Experte Stefan Winter: Wandern ist lässig!
AZ: Herr Winter, der Drang nach draußen – und gerade auch in die Berge – ist ungebrochen. Und das inzwischen bei Jung und Alt...
STEFAN WINTER: Das stimmt. Unsere DAV-Statistik sagt, dass rund 85 Prozent unserer einer Million Mitglieder wandern. Dabei ist es auch kein ‚Seniorensport'. Das Durchschnittsalter liegt laut Umfragen bei 47 Jahren und das könnte in Zukunft noch weiter sinken. Das Image ist sportlicher, lässiger geworden.
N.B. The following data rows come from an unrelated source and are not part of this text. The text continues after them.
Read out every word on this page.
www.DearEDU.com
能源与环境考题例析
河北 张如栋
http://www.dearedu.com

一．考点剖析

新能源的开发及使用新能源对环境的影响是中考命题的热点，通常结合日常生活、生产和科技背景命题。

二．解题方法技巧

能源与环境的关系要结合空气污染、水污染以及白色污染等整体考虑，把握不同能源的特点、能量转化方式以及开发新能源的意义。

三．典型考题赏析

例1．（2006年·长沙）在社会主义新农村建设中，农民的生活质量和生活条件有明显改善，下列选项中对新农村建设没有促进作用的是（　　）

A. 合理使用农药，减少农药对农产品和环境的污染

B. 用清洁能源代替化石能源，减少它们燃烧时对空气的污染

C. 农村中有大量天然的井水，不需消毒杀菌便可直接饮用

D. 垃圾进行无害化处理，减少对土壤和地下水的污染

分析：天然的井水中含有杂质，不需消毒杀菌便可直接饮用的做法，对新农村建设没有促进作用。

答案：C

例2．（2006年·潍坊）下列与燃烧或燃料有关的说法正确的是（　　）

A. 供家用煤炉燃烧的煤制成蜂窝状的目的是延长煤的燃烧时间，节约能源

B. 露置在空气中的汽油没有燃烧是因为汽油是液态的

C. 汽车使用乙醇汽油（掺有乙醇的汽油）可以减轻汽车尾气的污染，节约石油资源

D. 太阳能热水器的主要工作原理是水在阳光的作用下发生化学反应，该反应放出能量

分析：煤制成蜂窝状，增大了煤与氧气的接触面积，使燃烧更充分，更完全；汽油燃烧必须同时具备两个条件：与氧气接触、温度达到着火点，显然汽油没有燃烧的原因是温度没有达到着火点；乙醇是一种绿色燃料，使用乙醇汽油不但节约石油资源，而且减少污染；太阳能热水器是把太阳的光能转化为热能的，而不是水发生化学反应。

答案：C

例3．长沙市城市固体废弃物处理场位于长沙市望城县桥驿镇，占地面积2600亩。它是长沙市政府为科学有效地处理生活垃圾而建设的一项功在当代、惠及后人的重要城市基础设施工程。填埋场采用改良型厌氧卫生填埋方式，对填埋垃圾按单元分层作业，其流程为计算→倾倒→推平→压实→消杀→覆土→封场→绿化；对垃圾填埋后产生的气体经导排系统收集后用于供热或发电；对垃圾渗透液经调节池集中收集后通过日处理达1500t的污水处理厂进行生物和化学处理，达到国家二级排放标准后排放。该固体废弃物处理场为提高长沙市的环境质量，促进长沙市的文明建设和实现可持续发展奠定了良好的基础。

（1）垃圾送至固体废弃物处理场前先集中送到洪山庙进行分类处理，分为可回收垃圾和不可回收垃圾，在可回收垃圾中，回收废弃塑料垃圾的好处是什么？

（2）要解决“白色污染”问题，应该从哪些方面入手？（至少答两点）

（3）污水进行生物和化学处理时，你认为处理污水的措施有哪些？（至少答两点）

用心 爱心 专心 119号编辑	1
Wie erklären Sie sich dieses wieder erstarkte Interesse an der Natur?
Ich denke, man sucht nach einem Ausgleich zum technisierten Alltag. Smartphone und Bildschirm bieten nur virtuelle Welten, keine „echten“ Erlebnisse. Der Mensch ist auf Gehen und Laufen festgelegt, nicht auf Knopfdrücken und Fernsehschauen. Wandern ist quasi ein Gegenentwurf zum digitalen Alltag. Und es tut uns gut! Dem Körper und dem Geist – das spürt und genießt jeder, der draußen unterwegs ist.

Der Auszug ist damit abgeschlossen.